Saturday, October 15, 2011

Tea Partiers not a mob but '99 percenters' called mob, by phony Republicans

“Mobs” are a Crazy, Liberal, All American Idea

Guest Post by Dr. William Turner

Apparently conservative leaders have taken to calling the Occupy Wall Street protesters and their cousins across the country “mobs.” Think Progress reports that House Majority leader Eric Cantor used that term in speaking about the Ninety-Nine Percent movement, which is who is occupying Wall Street. Some

1. Happily, President Obama’s press secretary had the good sense to point out the gross hypocrisy of persons who celebrated and benefited from the Tea Party protest of 2009-2010 calling anyone a “mob.” I have heard no reports of Ninety-Nine Percenters deliberately disrupting town meetings of members of Congress, as the Tea Party mob did in summer 2009.

2. But the point goes much deeper than that. As White House spokesmodel Jay Carney put it, one man’s democracy is another man’s mob. “Mob,” of course, is a term of derision that persons in power tend to use to try to dismiss any large group of persons who threaten their power. It connotes a group motivated by baser instincts, in contrast to the supposed refinement of the persons in power (I know, extra silly in the current situation, but there it is).

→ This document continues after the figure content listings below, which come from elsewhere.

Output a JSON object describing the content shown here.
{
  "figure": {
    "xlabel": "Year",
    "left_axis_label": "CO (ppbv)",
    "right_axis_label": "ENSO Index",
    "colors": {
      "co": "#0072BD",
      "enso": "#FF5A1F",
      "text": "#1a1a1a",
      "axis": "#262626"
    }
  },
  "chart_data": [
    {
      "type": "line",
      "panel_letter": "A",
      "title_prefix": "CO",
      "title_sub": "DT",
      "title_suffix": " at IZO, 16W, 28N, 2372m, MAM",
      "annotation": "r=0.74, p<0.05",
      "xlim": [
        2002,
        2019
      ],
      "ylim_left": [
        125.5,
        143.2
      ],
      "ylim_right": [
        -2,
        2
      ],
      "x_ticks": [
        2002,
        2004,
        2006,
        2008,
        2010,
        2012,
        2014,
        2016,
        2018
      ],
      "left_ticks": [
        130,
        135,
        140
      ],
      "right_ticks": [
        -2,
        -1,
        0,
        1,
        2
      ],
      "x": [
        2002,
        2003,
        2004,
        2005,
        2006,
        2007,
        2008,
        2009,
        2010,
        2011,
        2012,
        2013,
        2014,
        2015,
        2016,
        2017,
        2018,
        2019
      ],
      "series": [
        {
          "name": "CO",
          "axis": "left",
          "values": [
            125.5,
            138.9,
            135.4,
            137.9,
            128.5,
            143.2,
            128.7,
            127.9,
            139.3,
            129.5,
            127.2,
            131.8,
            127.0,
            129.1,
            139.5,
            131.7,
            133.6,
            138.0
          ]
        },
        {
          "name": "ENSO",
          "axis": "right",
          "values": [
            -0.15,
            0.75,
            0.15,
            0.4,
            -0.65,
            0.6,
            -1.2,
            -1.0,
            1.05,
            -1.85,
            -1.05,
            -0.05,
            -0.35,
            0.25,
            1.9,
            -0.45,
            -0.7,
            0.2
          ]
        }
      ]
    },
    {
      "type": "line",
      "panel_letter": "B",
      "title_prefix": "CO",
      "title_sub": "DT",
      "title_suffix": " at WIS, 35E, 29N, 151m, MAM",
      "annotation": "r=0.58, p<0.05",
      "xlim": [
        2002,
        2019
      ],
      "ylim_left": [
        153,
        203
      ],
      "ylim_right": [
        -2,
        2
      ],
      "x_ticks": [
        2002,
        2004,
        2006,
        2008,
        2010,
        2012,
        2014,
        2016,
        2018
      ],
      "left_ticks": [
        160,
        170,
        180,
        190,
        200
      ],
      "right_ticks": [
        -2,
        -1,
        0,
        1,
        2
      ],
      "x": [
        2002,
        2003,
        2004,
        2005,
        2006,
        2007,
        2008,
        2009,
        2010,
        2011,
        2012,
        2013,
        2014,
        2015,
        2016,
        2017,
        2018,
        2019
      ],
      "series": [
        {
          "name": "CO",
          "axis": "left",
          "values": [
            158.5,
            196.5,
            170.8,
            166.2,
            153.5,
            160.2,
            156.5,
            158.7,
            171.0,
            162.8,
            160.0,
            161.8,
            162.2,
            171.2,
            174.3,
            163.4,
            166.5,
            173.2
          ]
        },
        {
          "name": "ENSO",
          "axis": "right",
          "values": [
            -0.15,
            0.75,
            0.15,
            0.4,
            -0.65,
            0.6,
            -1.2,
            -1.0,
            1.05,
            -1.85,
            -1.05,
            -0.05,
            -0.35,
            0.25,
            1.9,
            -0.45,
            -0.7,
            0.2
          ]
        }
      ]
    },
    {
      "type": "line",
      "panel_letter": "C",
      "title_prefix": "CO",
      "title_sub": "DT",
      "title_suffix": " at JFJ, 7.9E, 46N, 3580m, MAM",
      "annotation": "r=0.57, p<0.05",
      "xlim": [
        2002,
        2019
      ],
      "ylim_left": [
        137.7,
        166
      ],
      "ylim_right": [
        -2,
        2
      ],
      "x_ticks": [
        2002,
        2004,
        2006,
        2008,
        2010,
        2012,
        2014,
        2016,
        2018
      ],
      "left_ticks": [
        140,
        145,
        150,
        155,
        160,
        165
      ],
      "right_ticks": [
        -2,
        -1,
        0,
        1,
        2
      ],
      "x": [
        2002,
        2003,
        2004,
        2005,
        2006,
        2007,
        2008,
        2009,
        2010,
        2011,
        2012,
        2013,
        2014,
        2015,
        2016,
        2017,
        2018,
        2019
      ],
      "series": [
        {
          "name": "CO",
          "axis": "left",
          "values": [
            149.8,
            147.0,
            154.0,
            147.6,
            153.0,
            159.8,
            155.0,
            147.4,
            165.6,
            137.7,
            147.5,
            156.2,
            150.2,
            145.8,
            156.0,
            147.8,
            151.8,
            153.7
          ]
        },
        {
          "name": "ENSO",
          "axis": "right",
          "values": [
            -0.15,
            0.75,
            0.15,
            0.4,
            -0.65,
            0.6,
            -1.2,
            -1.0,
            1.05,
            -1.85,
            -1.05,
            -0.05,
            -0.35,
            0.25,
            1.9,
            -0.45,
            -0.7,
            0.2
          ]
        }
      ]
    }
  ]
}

3. One suspects that King James II considered the group that John Locke was a part of, who wanted to chase James off the throne of England, and eventually did so, a “mob.” But that “mob,” or a prominent member of it, produced some of the most important works of philosophy in the Anglo-American tradition, including the book that provided the logic for the American Revolution.

4. Even higher irony still is the fact that the Tea Party in 2009 deliberately took their name and inspiration from the original American revolutionary mob, the men who raided ships in Boston Harbor and threw private property into the water, destroying it (tea is not much use to anyone after it gets wet, as you may have noticed – who wants salted tea?). I guarantee you that King George III, King of England at the time of the original Boston Tea Party, and throughout the American Revolution, regarded the American revolutionaries as a mob. When they closed the Declaration of Independence by pledging their “lives, [their] fortunes, and [their] sacred honor,” they weren’t kidding. They knew that, if they lost the war they had just picked with the world’s leading military power, they would all die.

5. And, of course, there’s one important point that makes the modern Tea Partiers’ pretentions risible in the extreme. Not only is no modern Tea Bagger in any danger of dying for any principle of politics or law in the United States in 2011, but the modern Tea Baggers lack even the justification that their forebears in 1774 had for their protest: taxation without representation. The modern Tea Baggers may find frustrating that they do not control the government, but that fact alone obviously does not mean that they lack representation. They have their representatives in Congress, only not the majority. It’s called a democratic republic. Tough turkey. You don’t always get what you want, and adults just deal with it.


As usual, conservatives want to have their cake and eat it, too. They want to gloat about their electoral victory in 2010 with the help of a group who named themselves after the original American mob, then denounce as a “mob” a group that is truly democratic in that neither they, nor any other powerful institution, in the United States, has any control over.